Benchmark meanwhile says there are early signs that depressed cobalt metal and hydroxide prices are firming.

“Whereas the end of last year was plagued with weak discipline from producers driving chemical prices to a new historic low, suppliers have since successfully pushed cobalt hydroxide as high as $7.10. This in turn has had a strengthening effect into the wider cobalt market,” they say.

“While not all prices saw an increase this assessment period, there are early signs that the market is firming. Cobalt metal fell by the greatest margin; however, this is due to an increase in price inputs from material typically traded at a discount to the wider cobalt metals market. This has not been indicative of market sentiment, which saw the high price for metal increase from $13.90/lb to $14/lb.”

Benchmark said it had heard reports of cobalt oxide producers halting production at low prices, but that hydroxide pricing had not moved since a supplier-led run in early January which has stablised around US$7/lb.

 

West African hammered on guidance

And turning to the ASX materials sector, which has been cut up like a babysitter in a slash horror for the second day in a row, down 1.13%.

Most of that was commodity related, but there were some miners who copper a pasting on news as well.

West African Resources (ASX:WAF) was the most notable, disappointing on production and costs in its 2024 guidance update, shedding almost 10% by the close of play.

Fair or not the market lopped the company’s shares down near 10%, after the company revealed it planned to produce 190,000-210,000oz of bullion from its Sanbrado mine this year in Burkina Faso at AISC of under US$1300/oz.

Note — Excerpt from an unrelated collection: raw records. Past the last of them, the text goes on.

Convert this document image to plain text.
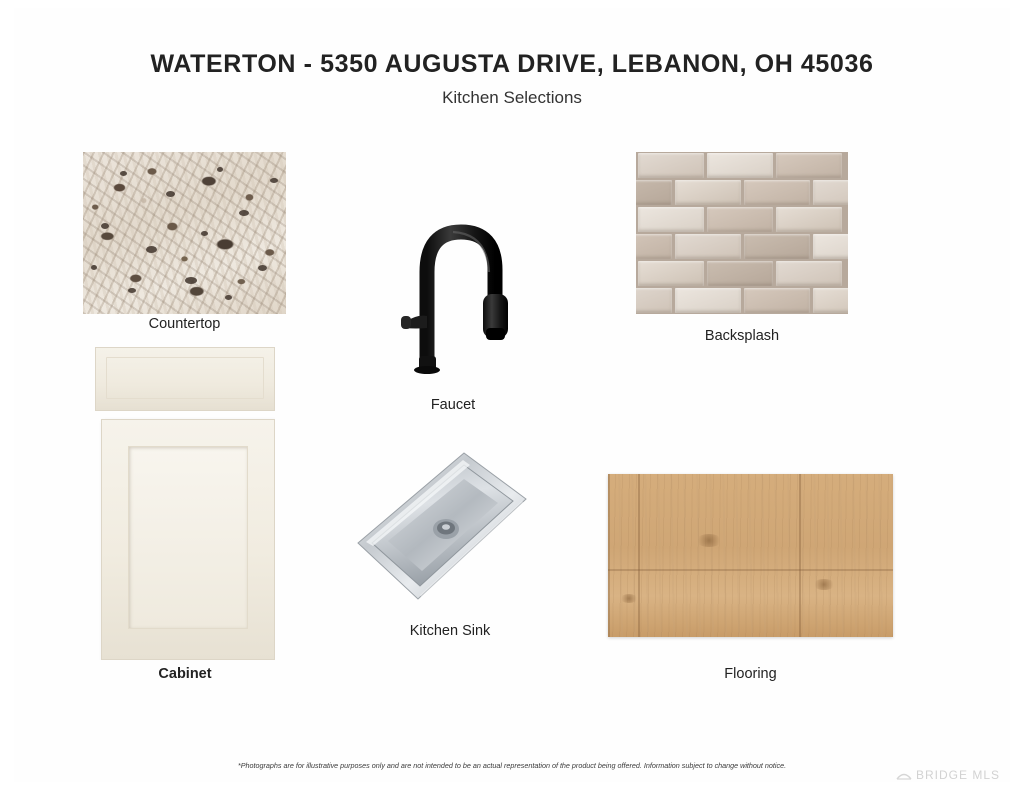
WATERTON - 5350 AUGUSTA DRIVE, LEBANON, OH 45036
Kitchen Selections
Countertop
Backsplash
Faucet
Cabinet
Kitchen Sink
Flooring
*Photographs are for illustrative purposes only and are not intended to be an actual representation of the product being offered. Information subject to change without notice.
BRIDGE MLS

Its 2023 output came in at 226,823oz at US$1126/oz. Growth capex will also rise substantially from US$126 million to US$230-270m as construction ramps up at the new Kiaka mine, where WAF intends to be in production by the second half of 2025.

From that point its plan is to ramp up output from the two mines to around 400,000ozpa for a decade.

Gains in the large cap ressie stocks were led by Lynas (ASX:LYC), revealed over the weekend to have considered a tie-up with American rare earths counterpart MP Materials, uranium enrichment tech play Silex Systems (ASX:SLX) and uranium miner Paladin Energy (ASX:PDN).